Прежде всего, мы не должны желать цепляться за наши страдания. Страдание, несомненно, углубляет нас и укрепляет нашу личность, но мы не должны желать стать более глубоким «я», чем того желает Бог. Страдать больше не может быть прекрасной, возможно, последней жертвой.
Бог определяет себя как «Я есть тот, кто Я есть», что также означает: Мое бытие таково, что я всегда буду присутствовать в каждый момент становления.
Удивление — восторженное рвение к величию бытия, к его достоинству быть предметом познания — обещает стать отправной точкой подлинного прозрения лишь там, где оно достигло той стадии, на которой субъект, подавленный объектом, как бы слились в одну точку или в ничто.
Святые никогда не бывают из тех жизнерадостных старых тетушек, которые придираются к придиркам и лишены всякого чувства юмора. — © Ханс Урс фон Бальтазар
Святые никогда не бывают из тех жизнерадостных старых тетушек, которые придираются к придиркам и лишены всякого чувства юмора.
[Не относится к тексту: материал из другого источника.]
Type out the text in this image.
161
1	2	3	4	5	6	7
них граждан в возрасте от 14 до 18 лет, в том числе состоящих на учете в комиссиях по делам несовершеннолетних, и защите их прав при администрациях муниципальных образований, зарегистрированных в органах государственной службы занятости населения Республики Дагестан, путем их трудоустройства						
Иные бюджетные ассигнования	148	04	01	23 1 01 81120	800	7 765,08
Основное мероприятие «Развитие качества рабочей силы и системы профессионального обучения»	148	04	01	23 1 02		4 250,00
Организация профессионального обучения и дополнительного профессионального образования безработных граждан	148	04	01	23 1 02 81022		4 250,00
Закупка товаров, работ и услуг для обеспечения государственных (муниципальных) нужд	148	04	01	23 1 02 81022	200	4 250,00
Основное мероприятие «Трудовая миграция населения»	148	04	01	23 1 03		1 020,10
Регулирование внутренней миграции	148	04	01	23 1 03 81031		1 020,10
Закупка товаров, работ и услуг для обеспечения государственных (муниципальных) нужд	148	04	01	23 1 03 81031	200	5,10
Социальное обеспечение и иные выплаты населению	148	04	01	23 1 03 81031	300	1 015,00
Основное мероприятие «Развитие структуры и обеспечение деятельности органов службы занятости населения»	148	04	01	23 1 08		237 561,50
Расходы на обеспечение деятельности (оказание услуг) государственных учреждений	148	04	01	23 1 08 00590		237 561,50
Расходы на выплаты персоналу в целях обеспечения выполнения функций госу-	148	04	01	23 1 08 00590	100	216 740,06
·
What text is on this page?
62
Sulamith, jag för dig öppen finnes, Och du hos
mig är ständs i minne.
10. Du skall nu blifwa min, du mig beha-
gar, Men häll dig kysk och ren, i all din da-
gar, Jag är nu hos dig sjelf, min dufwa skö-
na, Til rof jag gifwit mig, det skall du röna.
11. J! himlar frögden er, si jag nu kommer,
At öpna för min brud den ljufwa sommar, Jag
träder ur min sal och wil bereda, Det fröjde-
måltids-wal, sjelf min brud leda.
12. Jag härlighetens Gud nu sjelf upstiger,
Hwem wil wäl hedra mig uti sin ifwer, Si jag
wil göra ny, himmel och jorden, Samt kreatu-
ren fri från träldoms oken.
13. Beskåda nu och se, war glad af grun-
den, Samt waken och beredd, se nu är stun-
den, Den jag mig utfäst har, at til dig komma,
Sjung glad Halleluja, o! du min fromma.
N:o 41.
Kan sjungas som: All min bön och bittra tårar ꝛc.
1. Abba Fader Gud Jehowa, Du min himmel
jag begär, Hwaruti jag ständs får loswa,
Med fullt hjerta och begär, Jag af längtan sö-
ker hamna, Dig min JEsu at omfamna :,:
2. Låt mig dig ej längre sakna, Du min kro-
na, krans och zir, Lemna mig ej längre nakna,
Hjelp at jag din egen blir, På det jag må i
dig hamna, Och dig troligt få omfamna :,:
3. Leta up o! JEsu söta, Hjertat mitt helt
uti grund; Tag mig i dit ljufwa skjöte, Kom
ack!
Следовательно, христианская медитация полностью тринитарна и в то же время полностью человечна. Чтобы найти Бога, никому не нужно отказываться от того, чтобы быть человеком лично или социально, но для того, чтобы найти Бога, все должны видеть мир и себя в Святом Духе такими, какими они являются в глазах Бога.
Вера означает фундаментальный ответ на любовь, которая предложила себя мне. Отсюда становится ясным, что вера направлена ​​прежде всего на непостижимость любви Божией, которая превосходит нас и предвосхищает нас. Только любовь заслуживает доверия; ничему другому нельзя верить и ничему другому верить не следует. Вот достижение, «дело» веры: признать это абсолютное prius, которое ничто другое не может превзойти; верить, что существует такая вещь, как любовь, абсолютная любовь, и что нет ничего выше и величественнее ее.
Мы больше не смеем верить в красоту и делаем из нее только видимость, чтобы легче ею распоряжаться. Наше сегодняшнее положение показывает, что красота требует для себя по крайней мере такого же мужества и решимости, как правда и добро, и она не позволит разлучить и изгнать двух своих сестер, не взяв их с собой в акте таинственной мести. Мы можем быть уверены, что тот, кто насмехается над ее именем, как если бы она была украшением буржуазного прошлого, — признает он это или нет, — не может больше молиться и вскоре не сможет больше любить.
Святой Дух знает, в чем наиболее насущная потребность определенного возраста, гораздо лучше, чем люди с их программами.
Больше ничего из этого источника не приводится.